Downloads:

Training tests 1 -- 30: train1_30.zip.
Training tests 31 -- 35: train31_35.zip.
Training tests 36 -- 40: train36_40.zip.
Training tests 41 -- 45: train41_45.zip.
Training tests 46 -- 50: train46_50.zip.
Training tests 51 -- 55: train51_55.zip.
Training tests 56 -- 60: train56_60.zip.
Python code that was used to generate the tests: generate_sets.py.
Generation parameters used for each of the training test files: parameters_training.csv.
Supplemental data file for generating initial counts: initialCounts.zip.

This text attempts to explain in details how the tests are generated. It follows the Python code closely and clarifies what each specific part of the code does.

First, we load the data from 'initialCounts.csv' file. This data will be used to generate the initial counts (before application of selective pressure) for each library member. Out of 2 columns that you can see in the file, only 'ref_input' is actually used.

full_df = pd.read_csv('initialCounts.csv', index_col=None)
full_df.columns = pd.Index(['peptide', 'input'])

Next, we load the test data generation parameters:

params = pd.read_csv('parameters_training.csv')

The code below iterates through all rows of 'parameters_training.csv' and generates a test case for each row. Variable 'output' will be used for storing the test case data.

for (garbage,p) in params.iterrows():
    sys.stdout.write("%s\n" % p['id'])
    sys.stdout.flush()
    
    output = {}

    # actual generation

The next piece of code generates fitness values for each library member:

def generate_lognormal(N, mu, sigma):
    return np.random.lognormal(mu, sigma, N)

def generate_uniform(N, domain):
    return np.exp(np.random.uniform(-domain, domain, N))

def generate_w(p):
    if p['distribution'] == 'lognormal':
        return generate_lognormal(p['N'], p['mu'], p['sigma'])
    elif p['distribution'] == 'uniform':
        return generate_uniform(p['N'], p['domain'])

def centered(x):
    return np.exp(np.log(x) - np.mean(np.log(x)))

....

    output['w'] = centered(generate_w(p))

Note that p[name] allows to access the value of the test case parameter named name.

In order to generate fitness values, different distributions can be used. All training data files use either log-uniform (generated by generate_uniform) or log-normal (generated by generate_lognormal) distributions. Method generate_w calls one of two specific distribution generation methods with proper parameters depending on the value of parameter distribution. Method centered processes fitnesses so that arithmetic average of their natural logarithms becomes equal to 0.

It's important that submission and system tests can feature different (secret) distributions for fitness values. You can still assume that fitnesses will be post-processed with centered method after being generated, like it happens for training test cases.

Now let's generate the initial counts for each library member:

def normalized(x):
    return np.float_(x) / np.sum(x)

....

    random_idxs = random.sample(xrange(full_df.shape[0]), p['N'])
    df = full_df.ix[random_idxs]
    output['X0'] = np.random.multinomial(p['N'] * p['n0'], normalized(np.array(df['input']))) + 1

First, we choose N random rows from 'initialCounts.csv' and consider the values of 'ref_input' at those rows. These values are scaled so that their sum becomes equal to 1 (using normalized method) and passed as probabilities to multinomial distribution generator. We draw N * n₀ samples from this multinomial distribution into column of the test case called X₀. Finally, each element of X₀ is increased by 1, so that none of them are equal to 0.

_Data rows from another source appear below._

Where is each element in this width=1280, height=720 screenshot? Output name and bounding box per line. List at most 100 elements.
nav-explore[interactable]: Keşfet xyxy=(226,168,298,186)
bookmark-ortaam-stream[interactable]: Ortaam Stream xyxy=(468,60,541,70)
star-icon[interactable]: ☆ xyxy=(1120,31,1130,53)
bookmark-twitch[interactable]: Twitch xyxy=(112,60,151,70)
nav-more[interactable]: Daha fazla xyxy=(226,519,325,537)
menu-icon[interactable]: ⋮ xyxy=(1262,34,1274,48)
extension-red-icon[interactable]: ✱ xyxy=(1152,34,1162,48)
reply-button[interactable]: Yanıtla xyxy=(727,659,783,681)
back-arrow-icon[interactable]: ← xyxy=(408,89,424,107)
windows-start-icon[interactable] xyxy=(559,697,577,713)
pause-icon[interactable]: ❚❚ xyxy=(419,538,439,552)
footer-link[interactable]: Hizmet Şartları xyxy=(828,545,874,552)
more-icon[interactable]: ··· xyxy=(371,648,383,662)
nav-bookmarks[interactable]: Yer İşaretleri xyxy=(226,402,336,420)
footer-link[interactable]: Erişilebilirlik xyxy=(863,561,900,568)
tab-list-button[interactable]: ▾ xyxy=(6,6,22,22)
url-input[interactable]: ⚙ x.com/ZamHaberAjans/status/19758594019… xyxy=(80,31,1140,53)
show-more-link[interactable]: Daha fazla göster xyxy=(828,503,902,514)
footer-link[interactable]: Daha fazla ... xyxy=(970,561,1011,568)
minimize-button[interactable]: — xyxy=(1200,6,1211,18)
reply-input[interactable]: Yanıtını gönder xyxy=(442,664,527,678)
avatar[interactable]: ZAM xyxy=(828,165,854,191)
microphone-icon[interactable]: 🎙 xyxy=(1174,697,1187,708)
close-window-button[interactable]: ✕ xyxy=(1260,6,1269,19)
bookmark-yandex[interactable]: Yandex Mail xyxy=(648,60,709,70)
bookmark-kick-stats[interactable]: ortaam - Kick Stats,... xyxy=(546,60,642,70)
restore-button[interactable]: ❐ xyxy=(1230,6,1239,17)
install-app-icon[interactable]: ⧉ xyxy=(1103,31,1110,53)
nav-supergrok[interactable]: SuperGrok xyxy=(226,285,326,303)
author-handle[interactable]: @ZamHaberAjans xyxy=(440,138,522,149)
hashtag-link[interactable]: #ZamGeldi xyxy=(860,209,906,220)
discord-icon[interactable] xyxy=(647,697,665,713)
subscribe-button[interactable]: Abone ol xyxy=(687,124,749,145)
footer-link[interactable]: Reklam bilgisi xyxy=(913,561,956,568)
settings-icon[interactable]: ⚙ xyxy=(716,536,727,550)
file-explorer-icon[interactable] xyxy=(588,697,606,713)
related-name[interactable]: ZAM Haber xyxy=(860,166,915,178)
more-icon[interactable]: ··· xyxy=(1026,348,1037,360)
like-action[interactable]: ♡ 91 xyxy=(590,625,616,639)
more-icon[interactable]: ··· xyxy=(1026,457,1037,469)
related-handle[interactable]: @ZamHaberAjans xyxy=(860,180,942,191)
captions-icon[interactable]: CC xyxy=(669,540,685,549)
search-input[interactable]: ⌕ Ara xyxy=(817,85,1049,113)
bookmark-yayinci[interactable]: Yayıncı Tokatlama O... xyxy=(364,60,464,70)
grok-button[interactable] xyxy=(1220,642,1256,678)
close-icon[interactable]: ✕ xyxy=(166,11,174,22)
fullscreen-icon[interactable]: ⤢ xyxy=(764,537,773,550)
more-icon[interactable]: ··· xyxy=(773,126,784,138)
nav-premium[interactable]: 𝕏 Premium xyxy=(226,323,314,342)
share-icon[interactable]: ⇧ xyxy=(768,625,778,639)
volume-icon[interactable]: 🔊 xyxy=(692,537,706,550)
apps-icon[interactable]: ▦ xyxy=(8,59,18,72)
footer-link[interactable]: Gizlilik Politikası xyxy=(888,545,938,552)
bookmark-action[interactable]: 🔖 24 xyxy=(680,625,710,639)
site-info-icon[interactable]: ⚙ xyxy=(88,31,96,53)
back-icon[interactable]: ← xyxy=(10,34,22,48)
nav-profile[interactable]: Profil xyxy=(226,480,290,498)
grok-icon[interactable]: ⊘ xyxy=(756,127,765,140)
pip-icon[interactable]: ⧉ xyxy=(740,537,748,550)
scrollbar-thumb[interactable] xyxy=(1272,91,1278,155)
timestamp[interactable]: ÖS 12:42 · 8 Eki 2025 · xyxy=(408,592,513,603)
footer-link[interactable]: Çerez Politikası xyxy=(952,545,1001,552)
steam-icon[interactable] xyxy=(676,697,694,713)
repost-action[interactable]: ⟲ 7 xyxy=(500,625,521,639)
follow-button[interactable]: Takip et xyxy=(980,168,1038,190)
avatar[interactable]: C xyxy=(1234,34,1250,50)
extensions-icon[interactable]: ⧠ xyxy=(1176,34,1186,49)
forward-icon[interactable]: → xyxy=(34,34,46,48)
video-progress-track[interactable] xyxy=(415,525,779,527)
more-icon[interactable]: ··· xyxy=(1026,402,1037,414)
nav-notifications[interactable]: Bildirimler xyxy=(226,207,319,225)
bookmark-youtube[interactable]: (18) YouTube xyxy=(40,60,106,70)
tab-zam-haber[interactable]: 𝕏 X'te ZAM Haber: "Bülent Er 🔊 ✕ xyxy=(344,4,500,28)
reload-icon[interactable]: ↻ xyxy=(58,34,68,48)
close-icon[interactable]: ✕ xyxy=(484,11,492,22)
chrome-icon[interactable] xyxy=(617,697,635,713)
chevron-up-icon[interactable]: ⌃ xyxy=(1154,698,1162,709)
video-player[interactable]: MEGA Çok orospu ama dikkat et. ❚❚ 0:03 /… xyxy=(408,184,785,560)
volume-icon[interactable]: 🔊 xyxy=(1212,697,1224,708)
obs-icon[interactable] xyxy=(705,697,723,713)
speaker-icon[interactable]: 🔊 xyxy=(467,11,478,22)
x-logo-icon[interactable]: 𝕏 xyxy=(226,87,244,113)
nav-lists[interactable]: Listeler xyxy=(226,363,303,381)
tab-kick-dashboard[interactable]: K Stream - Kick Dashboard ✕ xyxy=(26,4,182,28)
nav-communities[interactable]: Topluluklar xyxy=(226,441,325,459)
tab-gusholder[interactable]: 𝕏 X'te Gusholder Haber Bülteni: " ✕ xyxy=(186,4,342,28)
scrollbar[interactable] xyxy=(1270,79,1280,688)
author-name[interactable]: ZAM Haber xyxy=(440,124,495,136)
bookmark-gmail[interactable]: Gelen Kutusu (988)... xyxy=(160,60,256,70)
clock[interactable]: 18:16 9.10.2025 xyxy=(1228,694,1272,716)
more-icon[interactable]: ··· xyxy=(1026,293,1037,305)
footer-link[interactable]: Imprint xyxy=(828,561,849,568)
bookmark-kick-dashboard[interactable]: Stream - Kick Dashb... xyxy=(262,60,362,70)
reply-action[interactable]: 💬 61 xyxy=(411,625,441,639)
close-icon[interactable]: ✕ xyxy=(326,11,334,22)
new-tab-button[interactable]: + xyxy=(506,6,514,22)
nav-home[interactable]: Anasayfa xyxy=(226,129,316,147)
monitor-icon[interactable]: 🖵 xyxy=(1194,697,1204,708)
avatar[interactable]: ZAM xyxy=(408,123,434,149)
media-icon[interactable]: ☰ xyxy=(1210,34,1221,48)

So, now we have fitness values and initial counts. Our last goal is to generate the final counts (after application of selective pressure):

    for i in range(1,4):
        if pd.isnull(p['n%i' % i]):
            break
        
        output['theta%i' % (i)] = np.random.dirichlet(normalized(output['X%i' % (i-1)] * output['w']) * np.sum(output['X%i' % (i-1)]))
        
        output['X%i' % (i)] = np.random.multinomial(p['N'] * p['n%i' % i], output['theta%i' % i]) + 1

The generation works in one or several phases (at most 3). The i-th phase is applied if and only if the value of parameter n_i is not 'nan'. Here's what exactly happens:

Each value at column X_i-1 is multiplied by corresponding member's fitness value.
The values are then normalized and after that are multiplied by the original sum of elements in X_i-1.
The resulted column serves as input for Dirichlet distribution. The drawn sample is saved into column theta_i.
The column X_i is generated from theta_i in a similar fashion as X₀ was generated. More exactly, theta_i values work as probabilities for multinomial distribution, N * n_i samples are drawn into X_i and finally each value is increased by 1.

Once the test case is generated, we can save it into a file:

    output_df = pd.DataFrame(output)
    output_df.to_csv("%s.csv" % p['id'], index=False)

For all training data files all the columns X_i, theta_i and fitness values are known to you. However, for submission and system test cases you will be given only the columns X_i and your task will be to estimate the fitnesses as precisely as possible.